A colleague of mine in psychology recently shared with my the idea of "the troubling trio", characterized by: (1) low statistical power, (2) a surprising result, and (3) a p value only slightly less than 0.05. I hadn't heard this particular phrase before, so I'm sharing it. More people should know why the troubling trio is something to be troubled by, and should be on the lookout for this combination in their work. #datascience #stats #quant https://doi.org/10.1177/0956797615616374 (by @dstephenlindsay)
@lakens @dstephenlindsay Thanks for letting me know. I'm a real amateur when it comes finding Mastodon handles! ( I suspect a lot of us are.)
@humanitiesData @dstephenlindsay I just thought he'd be happy to see your enthusiam - it's also fine to post papers without tagging authors, but me being a fan of this paper, I was excited to tag him for you :)
@lakens @dstephenlindsay Since it's Mastodon, I can also the edit the OP, and I did!
@humanitiesData Damn, we just wrote a commentary to a study where "troubling trio" would have been a perfect description. Authors nonetheless concluded that this is "convincing evidence"
@ploederl So I take it I'm not the only one who hadn't heard this phrase before. Whenever I come across something like this, I feel like I should already know about it!

@humanitiesData

It is true that these issues exist. One way to "fight" them is to consider a study as providing evidence or description, rather than a decisive answer to a problem. This "transparent thresholding" reduces the dependence on arbitrary threshold values, and seems a more realistic way to present results of a single study---not single study can provide The Answer on a hypothesis, so why pretend that it does?

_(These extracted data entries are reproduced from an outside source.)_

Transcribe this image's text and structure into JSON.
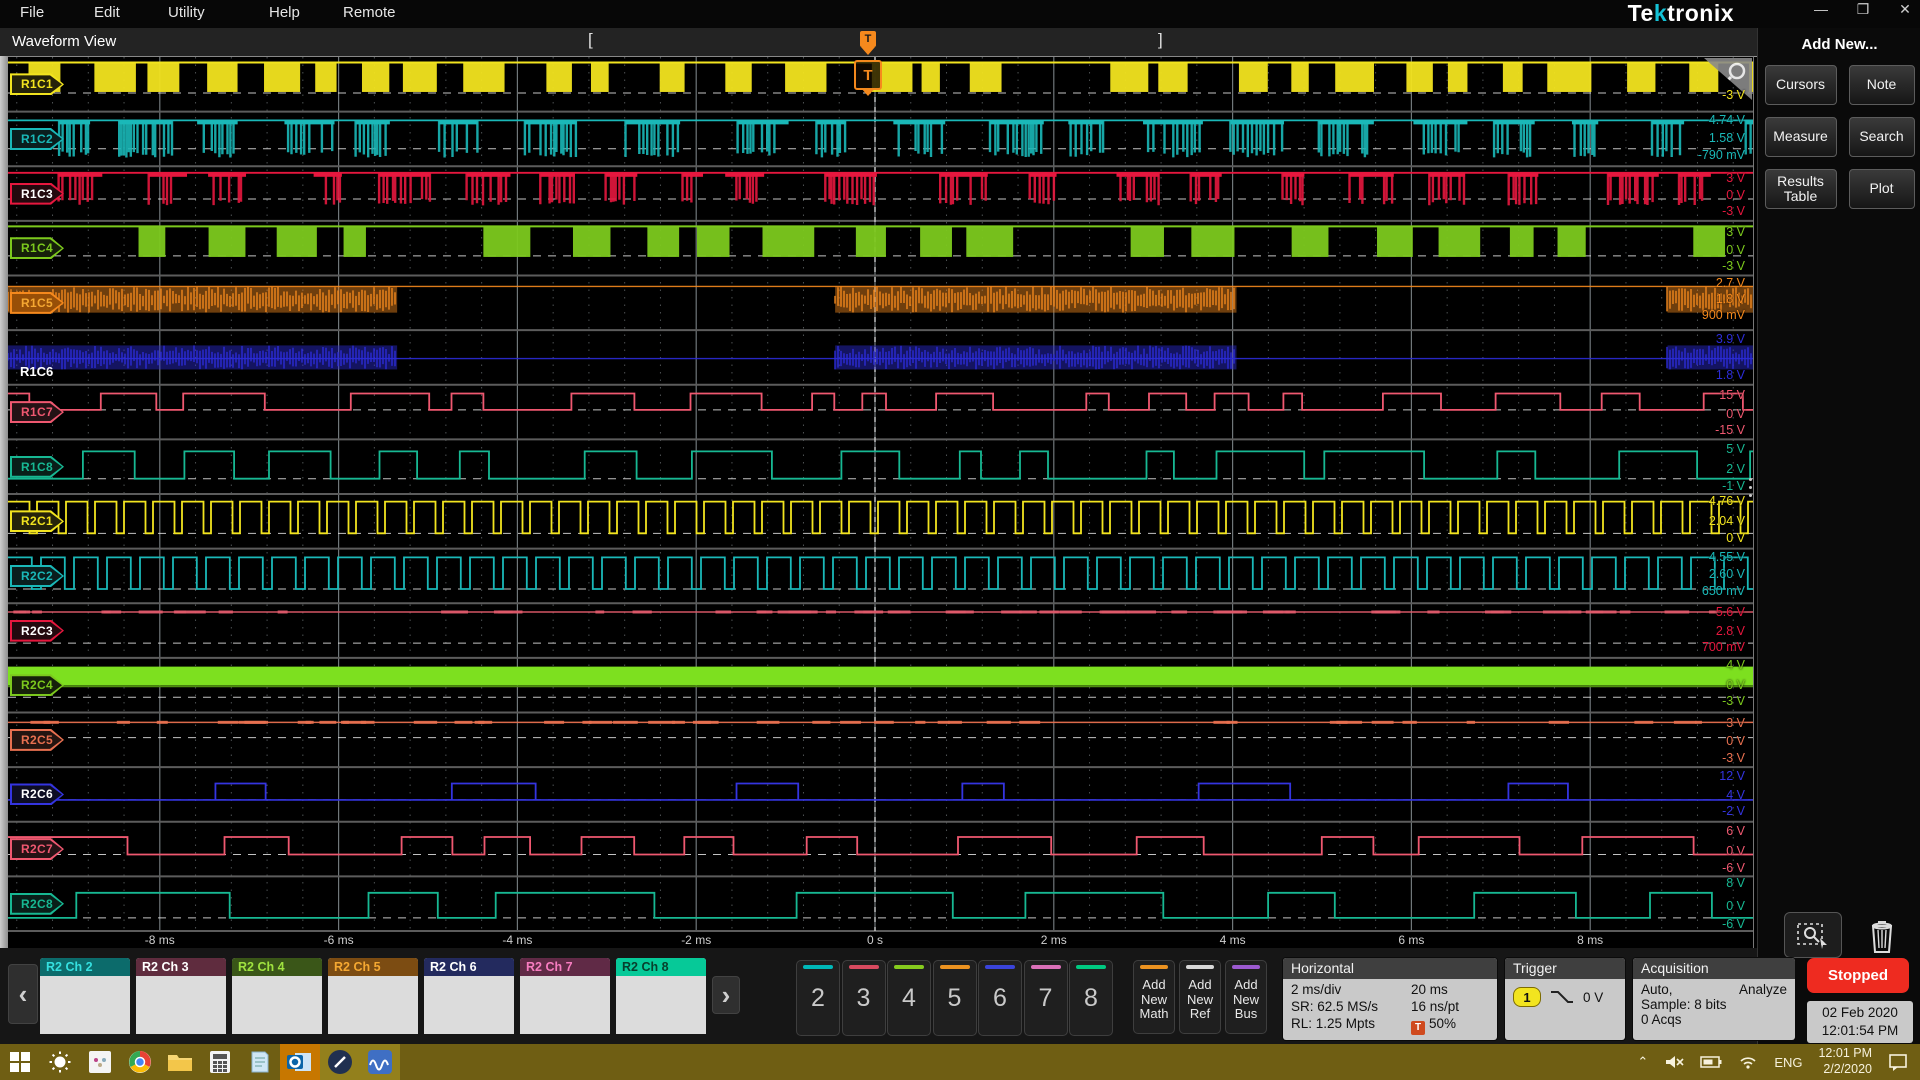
{
  "menu": {
    "items": [
      "File",
      "Edit",
      "Utility",
      "Help",
      "Remote"
    ],
    "logo_left": "Te",
    "logo_k": "k",
    "logo_right": "tronix"
  },
  "window_controls": {
    "minimize": "—",
    "restore": "❐",
    "close": "✕"
  },
  "view": {
    "tab": "Waveform View",
    "bracket_left": "[",
    "bracket_right": "]",
    "trigger_letter": "T"
  },
  "plot": {
    "time_labels": [
      "-8 ms",
      "-6 ms",
      "-4 ms",
      "-2 ms",
      "0 s",
      "2 ms",
      "4 ms",
      "6 ms",
      "8 ms"
    ],
    "channels": [
      {
        "id": "R1C1",
        "color": "#f2e41f",
        "badge": "outline",
        "text_color": "#f2e41f",
        "seed": 11,
        "zero": 0.66,
        "labels": [
          [
            "-3 V",
            0.56
          ]
        ],
        "wave": {
          "type": "blocks",
          "a": 0.1,
          "b": 0.64,
          "w1": 16,
          "w2": 46,
          "g1": 8,
          "g2": 52
        }
      },
      {
        "id": "R1C2",
        "color": "#1ab8b8",
        "badge": "outline",
        "text_color": "#1ab8b8",
        "seed": 22,
        "zero": 0.68,
        "labels": [
          [
            "4.74 V",
            0.02
          ],
          [
            "1.58 V",
            0.36
          ],
          [
            "-790 mV",
            0.66
          ]
        ],
        "wave": {
          "type": "stripes",
          "a": 0.16,
          "b": 0.84,
          "bw1": 22,
          "bw2": 60,
          "g1": 16,
          "g2": 66
        }
      },
      {
        "id": "R1C3",
        "color": "#e6173e",
        "badge": "outline",
        "text_color": "#ffffff",
        "seed": 33,
        "zero": 0.6,
        "labels": [
          [
            "3 V",
            0.08
          ],
          [
            "0 V",
            0.4
          ],
          [
            "-3 V",
            0.7
          ]
        ],
        "wave": {
          "type": "stripes",
          "a": 0.12,
          "b": 0.72,
          "bw1": 20,
          "bw2": 52,
          "g1": 18,
          "g2": 70
        }
      },
      {
        "id": "R1C4",
        "color": "#7cc91d",
        "badge": "outline",
        "text_color": "#7cc91d",
        "seed": 44,
        "zero": 0.64,
        "labels": [
          [
            "3 V",
            0.08
          ],
          [
            "0 V",
            0.4
          ],
          [
            "-3 V",
            0.7
          ]
        ],
        "wave": {
          "type": "blocks",
          "a": 0.1,
          "b": 0.66,
          "w1": 22,
          "w2": 52,
          "g1": 14,
          "g2": 60
        }
      },
      {
        "id": "R1C5",
        "color": "#f5891d",
        "badge": "glow",
        "text_color": "#f5a832",
        "seed": 55,
        "zero": null,
        "labels": [
          [
            "2.7 V",
            0.0
          ],
          [
            "1.8 V",
            0.3
          ],
          [
            "900 mV",
            0.6
          ]
        ],
        "wave": {
          "type": "noise",
          "cy": 0.44,
          "h": 0.24,
          "line": 0.2,
          "seg": [
            [
              0,
              0.223
            ],
            [
              0.474,
              0.704
            ],
            [
              0.951,
              1
            ]
          ]
        }
      },
      {
        "id": "R1C6",
        "color": "#2c2cd8",
        "badge": "plain",
        "text_color": "#ffffff",
        "seed": 66,
        "zero": null,
        "labels": [
          [
            "3.9 V",
            0.04
          ],
          [
            "1.8 V",
            0.7
          ]
        ],
        "wave": {
          "type": "noise",
          "cy": 0.5,
          "h": 0.22,
          "line": 0.52,
          "seg": [
            [
              0,
              0.223
            ],
            [
              0.474,
              0.704
            ],
            [
              0.951,
              1
            ]
          ]
        }
      },
      {
        "id": "R1C7",
        "color": "#ef5870",
        "badge": "outline",
        "text_color": "#ef5870",
        "seed": 77,
        "zero": 0.46,
        "labels": [
          [
            "15 V",
            0.06
          ],
          [
            "0 V",
            0.4
          ],
          [
            "-15 V",
            0.7
          ]
        ],
        "wave": {
          "type": "tele",
          "hi": 0.16,
          "lo": 0.46,
          "d1": 18,
          "d2": 95
        }
      },
      {
        "id": "R1C8",
        "color": "#17b893",
        "badge": "outline",
        "text_color": "#17b893",
        "seed": 88,
        "zero": 0.72,
        "labels": [
          [
            "5 V",
            0.04
          ],
          [
            "2 V",
            0.42
          ],
          [
            "-1 V",
            0.72
          ]
        ],
        "wave": {
          "type": "tele",
          "hi": 0.22,
          "lo": 0.72,
          "d1": 20,
          "d2": 100
        }
      },
      {
        "id": "R2C1",
        "color": "#f2e41f",
        "badge": "outline",
        "text_color": "#f2e41f",
        "seed": 19,
        "zero": 0.72,
        "labels": [
          [
            "4.76 V",
            0.0
          ],
          [
            "2.04 V",
            0.36
          ],
          [
            "0 V",
            0.68
          ]
        ],
        "wave": {
          "type": "clock",
          "hi": 0.14,
          "lo": 0.72,
          "p": 29,
          "duty": 0.74
        }
      },
      {
        "id": "R2C2",
        "color": "#1ab8b8",
        "badge": "outline",
        "text_color": "#1ab8b8",
        "seed": 29,
        "zero": 0.74,
        "labels": [
          [
            "4.55 V",
            0.02
          ],
          [
            "2.60 V",
            0.34
          ],
          [
            "650 mV",
            0.64
          ]
        ],
        "wave": {
          "type": "clock",
          "hi": 0.16,
          "lo": 0.74,
          "p": 33,
          "duty": 0.72
        }
      },
      {
        "id": "R2C3",
        "color": "#e6173e",
        "badge": "outline",
        "text_color": "#ffffff",
        "seed": 39,
        "zero": 0.73,
        "labels": [
          [
            "5.6 V",
            0.04
          ],
          [
            "2.8 V",
            0.38
          ],
          [
            "700 mV",
            0.68
          ]
        ],
        "wave": {
          "type": "flat",
          "y": 0.16,
          "n": 60,
          "line": "#e05a6a"
        }
      },
      {
        "id": "R2C4",
        "color": "#7cc91d",
        "badge": "outline",
        "text_color": "#7cc91d",
        "seed": 49,
        "zero": 0.72,
        "labels": [
          [
            "4 V",
            0.0
          ],
          [
            "0 V",
            0.36
          ],
          [
            "-3 V",
            0.66
          ]
        ],
        "wave": {
          "type": "band",
          "cy": 0.33,
          "h": 0.17,
          "fill": "#7de01f"
        }
      },
      {
        "id": "R2C5",
        "color": "#e87050",
        "badge": "outline",
        "text_color": "#e87050",
        "seed": 59,
        "zero": 0.46,
        "labels": [
          [
            "3 V",
            0.06
          ],
          [
            "0 V",
            0.4
          ],
          [
            "-3 V",
            0.7
          ]
        ],
        "wave": {
          "type": "flat",
          "y": 0.18,
          "n": 45,
          "line": "#e87050"
        }
      },
      {
        "id": "R2C6",
        "color": "#3434e0",
        "badge": "outline",
        "text_color": "#ffffff",
        "seed": 69,
        "zero": 0.6,
        "labels": [
          [
            "12 V",
            0.04
          ],
          [
            "4 V",
            0.38
          ],
          [
            "-2 V",
            0.68
          ]
        ],
        "wave": {
          "type": "pulses",
          "hi": 0.3,
          "lo": 0.6,
          "g1": 60,
          "g2": 220,
          "w1": 30,
          "w2": 95
        }
      },
      {
        "id": "R2C7",
        "color": "#ef5870",
        "badge": "outline",
        "text_color": "#ef5870",
        "seed": 79,
        "zero": 0.6,
        "labels": [
          [
            "6 V",
            0.04
          ],
          [
            "0 V",
            0.4
          ],
          [
            "-6 V",
            0.72
          ]
        ],
        "wave": {
          "type": "tele",
          "hi": 0.28,
          "lo": 0.6,
          "d1": 28,
          "d2": 120
        }
      },
      {
        "id": "R2C8",
        "color": "#17b893",
        "badge": "outline",
        "text_color": "#17b893",
        "seed": 89,
        "zero": 0.76,
        "labels": [
          [
            "8 V",
            0.0
          ],
          [
            "0 V",
            0.42
          ],
          [
            "-6 V",
            0.74
          ]
        ],
        "wave": {
          "type": "tele",
          "hi": 0.3,
          "lo": 0.76,
          "d1": 45,
          "d2": 170
        }
      }
    ]
  },
  "right_panel": {
    "title": "Add New...",
    "buttons": [
      "Cursors",
      "Note",
      "Measure",
      "Search",
      "Results Table",
      "Plot"
    ]
  },
  "bottom": {
    "prev_arrow": "‹",
    "next_arrow": "›",
    "tabs": [
      {
        "label": "R2 Ch 2",
        "hdr": "#0c6b6b",
        "txt": "#35e0e0"
      },
      {
        "label": "R2 Ch 3",
        "hdr": "#5f2c3e",
        "txt": "#ffffff"
      },
      {
        "label": "R2 Ch 4",
        "hdr": "#3a5618",
        "txt": "#9fe23f"
      },
      {
        "label": "R2 Ch 5",
        "hdr": "#7c4c12",
        "txt": "#f5a832"
      },
      {
        "label": "R2 Ch 6",
        "hdr": "#232a5e",
        "txt": "#ffffff"
      },
      {
        "label": "R2 Ch 7",
        "hdr": "#602a46",
        "txt": "#f77cc0"
      },
      {
        "label": "R2 Ch 8",
        "hdr": "#06c998",
        "txt": "#073f2d"
      }
    ],
    "numbers": [
      {
        "label": "2",
        "strip": "#00b8b8"
      },
      {
        "label": "3",
        "strip": "#d84a5f"
      },
      {
        "label": "4",
        "strip": "#86cb1e"
      },
      {
        "label": "5",
        "strip": "#eb9220"
      },
      {
        "label": "6",
        "strip": "#3a44da"
      },
      {
        "label": "7",
        "strip": "#da70b8"
      },
      {
        "label": "8",
        "strip": "#00c980"
      }
    ],
    "adds": [
      {
        "lines": [
          "Add",
          "New",
          "Math"
        ],
        "strip": "#eb9220"
      },
      {
        "lines": [
          "Add",
          "New",
          "Ref"
        ],
        "strip": "#d8d8d8"
      },
      {
        "lines": [
          "Add",
          "New",
          "Bus"
        ],
        "strip": "#9c5ad0"
      }
    ],
    "horizontal": {
      "title": "Horizontal",
      "scale": "2 ms/div",
      "span": "20 ms",
      "sr": "SR: 62.5 MS/s",
      "res": "16 ns/pt",
      "rl": "RL: 1.25 Mpts",
      "pos": "50%",
      "pos_icon": "T"
    },
    "trigger": {
      "title": "Trigger",
      "source": "1",
      "level": "0 V"
    },
    "acquisition": {
      "title": "Acquisition",
      "mode": "Auto,",
      "analyze": "Analyze",
      "sample": "Sample: 8 bits",
      "acqs": "0 Acqs"
    },
    "stopped": "Stopped",
    "date": "02 Feb 2020",
    "time": "12:01:54 PM"
  },
  "taskbar": {
    "icons": [
      "start",
      "sun",
      "people",
      "chrome",
      "explorer",
      "calculator",
      "notepad",
      "outlook",
      "pen",
      "tekscope"
    ],
    "tray": {
      "chevron": "⌃",
      "lang": "ENG",
      "time": "12:01 PM",
      "date": "2/2/2020"
    }
  }
}
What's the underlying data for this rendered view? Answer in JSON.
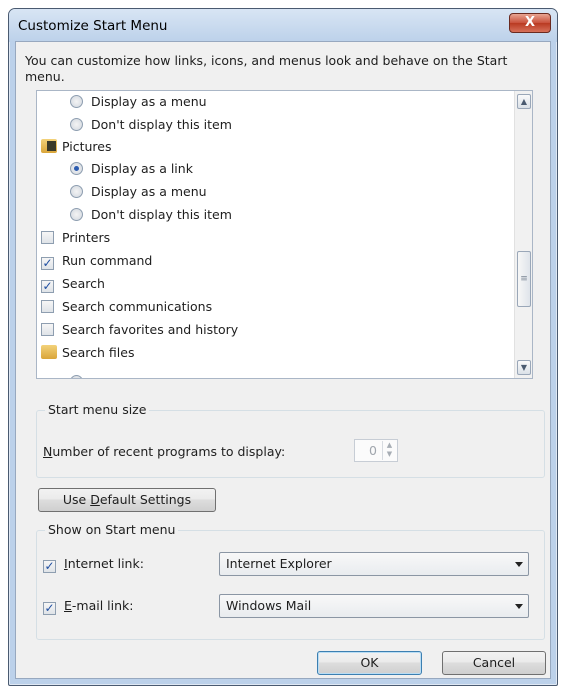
{
  "window": {
    "title": "Customize Start Menu",
    "close_label": "X",
    "intro": "You can customize how links, icons, and menus look and behave on the Start menu."
  },
  "list_items": [
    {
      "kind": "radio",
      "label": "Display as a menu",
      "checked": false
    },
    {
      "kind": "radio",
      "label": "Don't display this item",
      "checked": false
    },
    {
      "kind": "folder",
      "label": "Pictures"
    },
    {
      "kind": "radio",
      "label": "Display as a link",
      "checked": true
    },
    {
      "kind": "radio",
      "label": "Display as a menu",
      "checked": false
    },
    {
      "kind": "radio",
      "label": "Don't display this item",
      "checked": false
    },
    {
      "kind": "check",
      "label": "Printers",
      "checked": false
    },
    {
      "kind": "check",
      "label": "Run command",
      "checked": true
    },
    {
      "kind": "check",
      "label": "Search",
      "checked": true
    },
    {
      "kind": "check",
      "label": "Search communications",
      "checked": false
    },
    {
      "kind": "check",
      "label": "Search favorites and history",
      "checked": false
    },
    {
      "kind": "folder",
      "label": "Search files"
    }
  ],
  "start_menu_size": {
    "group_label": "Start menu size",
    "recent_prefix": "N",
    "recent_label": "umber of recent programs to display:",
    "recent_value": "0"
  },
  "default_button": {
    "prefix": "Use ",
    "mnemonic": "D",
    "suffix": "efault Settings"
  },
  "show_on_start": {
    "group_label": "Show on Start menu",
    "internet": {
      "mnemonic": "I",
      "rest": "nternet link:",
      "checked": true,
      "value": "Internet Explorer"
    },
    "email": {
      "mnemonic": "E",
      "rest": "-mail link:",
      "checked": true,
      "value": "Windows Mail"
    }
  },
  "buttons": {
    "ok": "OK",
    "cancel": "Cancel"
  },
  "colors": {
    "accent": "#2c5cb0",
    "close": "#c9503b"
  }
}
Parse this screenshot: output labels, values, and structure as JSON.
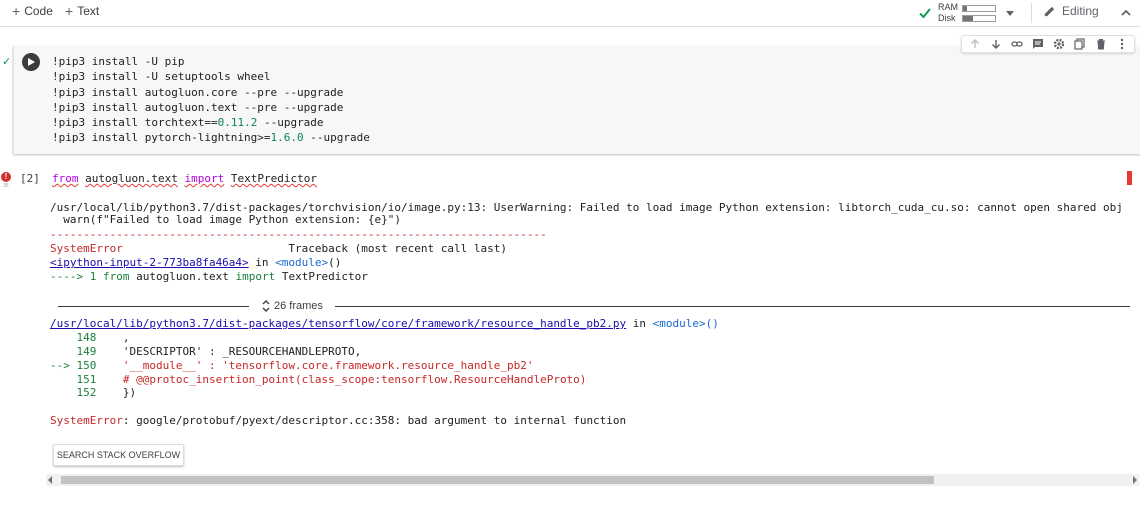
{
  "toolbar": {
    "add_code": "Code",
    "add_text": "Text",
    "ram_label": "RAM",
    "disk_label": "Disk",
    "ram_usage": 0.12,
    "disk_usage": 0.3,
    "editing_label": "Editing"
  },
  "cell1": {
    "lines": [
      "!pip3 install -U pip",
      "!pip3 install -U setuptools wheel",
      "!pip3 install autogluon.core --pre --upgrade",
      "!pip3 install autogluon.text --pre --upgrade"
    ],
    "line5_pre": "!pip3 install torchtext==",
    "line5_num": "0.11.2",
    "line5_post": " --upgrade",
    "line6_pre": "!pip3 install pytorch-lightning>=",
    "line6_num": "1.6.0",
    "line6_post": " --upgrade"
  },
  "cell2": {
    "exec_count": "[2]",
    "code_from": "from",
    "code_module": "autogluon.text",
    "code_import": "import",
    "code_name": "TextPredictor",
    "err_subscript": "35"
  },
  "output": {
    "warning1": "/usr/local/lib/python3.7/dist-packages/torchvision/io/image.py:13: UserWarning: Failed to load image Python extension: libtorch_cuda_cu.so: cannot open shared obj",
    "warning2": "  warn(f\"Failed to load image Python extension: {e}\")",
    "dashes": "---------------------------------------------------------------------------",
    "err_type": "SystemError",
    "traceback_hdr": "                         Traceback (most recent call last)",
    "input_link": "<ipython-input-2-773ba8fa46a4>",
    "in_word": " in ",
    "module_word": "<module>",
    "module_parens": "()",
    "arrow_line": "----> 1 ",
    "arrow_from": "from",
    "arrow_mid": " autogluon.text ",
    "arrow_import": "import",
    "arrow_end": " TextPredictor",
    "frames_label": "26 frames",
    "file_link": "/usr/local/lib/python3.7/dist-packages/tensorflow/core/framework/resource_handle_pb2.py",
    "l148_no": "    148",
    "l148_code": "    ,",
    "l149_no": "    149",
    "l149_code": "    'DESCRIPTOR' : _RESOURCEHANDLEPROTO,",
    "l150_no": "--> 150",
    "l150_code": "    '__module__' : 'tensorflow.core.framework.resource_handle_pb2'",
    "l151_no": "    151",
    "l151_code": "    # @@protoc_insertion_point(class_scope:tensorflow.ResourceHandleProto)",
    "l152_no": "    152",
    "l152_code": "    })",
    "final_type": "SystemError",
    "final_msg": ": google/protobuf/pyext/descriptor.cc:358: bad argument to internal function",
    "search_button": "SEARCH STACK OVERFLOW"
  },
  "colors": {
    "error_red": "#c62828",
    "link_blue": "#1a0dab",
    "number_green": "#098658"
  }
}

@afni_pt I the emphasis of "evidence/description" vs. "decisive answer" is a bit of a red herring. There's an underlying continuum of confidence in things behind every "the Answer" type claim, and in an evidence/description mode, lots of things that are invoked as evidence do not in fact support the stated claim/belief, so how does that get us away from the problem? Maybe what I think is closer to what you think and I'm misunderstanding. Thanks for those refs as well! They look great!
@humanitiesData : Many studies are presented in "the answer mode" (= these are the significant results, and nothing else, we have decided), even through indeed they are actually evidence on the continuum of confidence (nice phrase!). It is that disconnect that seems unnecessary: why not *present* in evidence mode from the start, since that is more accurate, and it would be much richer and helpful for the field? Why pretend in figures that these are The Only regions that matter, for example?
@afni_pt that's a good clarification, and I agree with what you're saying here!